Raila meets Narok MCAs over Mau

Residents of Narok county during a demonstration in support of Mau Forest evictions, July 23, 2018. /KIPLANGAT KIRUI
Residents of Narok county during a demonstration in support of Mau Forest evictions, July 23, 2018. /KIPLANGAT KIRUI

Opposition leader Raila Odinga yesterday met leaders from Narok county over the emotive Mau Forest evictions.

The meeting at his Capitol Hill office followed claims of brutality and inhumane measures in the eviction of illegal settlers from the expansive forest complex.

The opposition chief did not address the press, though his office had invited the media earlier in the day.

The meeting, according to his handlers, gave Raila an opportunity to receive first-hand information from grassroots leaders as he devises a strategy to win back support in the region controlled by his nemesis, Deputy President William Ruto.

The delegation included MCAs and opinion leaders mainly from the Maasai community, which has been at odds with their Kalenjin neighbors over conservation and settlement in the forest.

Raila has not spoken out on the issue since the evictions began to enforce a government directive to clear the forest of human settlement beyond the areas allowed.

Read:

On June 25, DP Ruto announced that illegal settlers would be evicted from the largest water tower in East and Central Africa. The government has refused to back down.

The Mau issue has threatened to split Jubilee, with mainly Kalenjin MPs from the Rift Valley allied to Ruto accusing the government of evicting people from land that was given to them.

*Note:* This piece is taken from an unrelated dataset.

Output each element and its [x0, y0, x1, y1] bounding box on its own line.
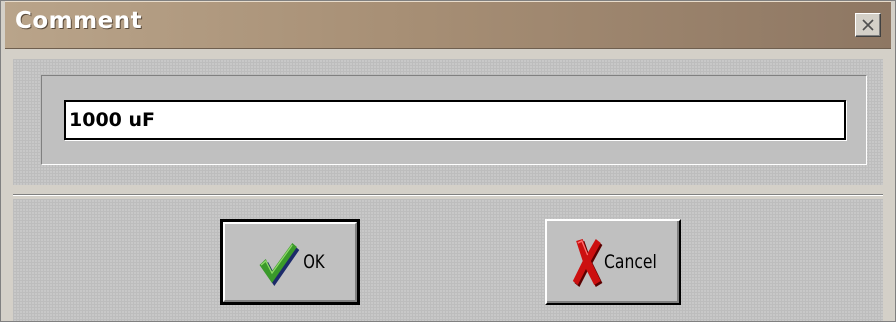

Senate Majority leader Kipchumba Murkomen last week claimed that Raila was the mastermind of the evictions, an accusation that Raila’s allies in the ODM party dismissed.

Raila did not respond.

Two days ago, Narok county commissioner George Natembea pledged that nobody will be allowed back into the forest, despite "blackmail" by politicians.

He said some of the evictees had turned themselves into internally displaced persons to attract sympathy as part of their strategy to return to the water catchment.

“We will not allow anybody to sit by the roadside or some schools as IDPs in the hope that after some time, they will be allowed back into the forest. This time round, the eviction is final. People have been playing politics with the lives of Kenyans for a long time,” Natembea said on Emoo FM.

The county commissioner claimed that some of the evictees were burning their own houses to portray the eviction process as inhumane.

“It's sad that after people peacefully vacated, politicians trooped to the forest and some people began torching their houses to make it seem that the police are doing it. It's foolishness,” Natembea said.

Read:

“Right now, there is no burning house. But if Murkomen says he is going there in the afternoon, you will see houses burning,” he added.

Yesterday was the first time Raila met political leaders from the region since his March 9 handshake with President Uhuru Kenyatta.

Earlier, his spokesman Denis Onyango told journalists that a briefing scheduled for 11.30am had been put off until 3pm "to give room for more consultations".

However, by press time last evening, Raila was still holed up in the meeting, whose aim was seen as mapping out a strategy on his position over the Mau issue.

Sources said the ODM leader is keen to avoid plunging into the same mistake he made when he backed government evictions from the forest while Prime Minister. It cost him support in the region when Ruto and other top leaders turned against the plan approved by the Mwai Kibaki Cabinet.

Ruto rode on the backlash to change the region that had been under Raila’s control in 2007. The same was repeated in the 2013 General Election.

In 2009, Raila tabled a list in Parliament that showed the people who had benefitted from Mau Forest allocation during the Moi administration.

Among those listed as beneficiaries was then Baringo Central MP Sammy Mwaita and other 49 individuals and companies.

Kiptagich Tea Estates, Sian Enterprises and Kelewa Enterprises, which were all linked to retired President Daniel Moi, were given 80, 118.89 and 28.80 hectares, respectively.

Baringo Senator Gideon Moi was said to have received 44.74 hectares in the same area, according to the report which was prepared by former Rift Valley PC and now Chief Administrative Secretary Noor Hassan Noor.

Moi's aide, John Lokorio, was listed as having received 23.5 hectares in Nakuru and Zakayo Cheruiyot 1,955 hectares. Mwaita had reportedly acquired 23.5 hectares, also in Nakuru. The Little Sisters of St Francis of the Catholic Church got 2,956 hectares.

The report was tabled in Parliament.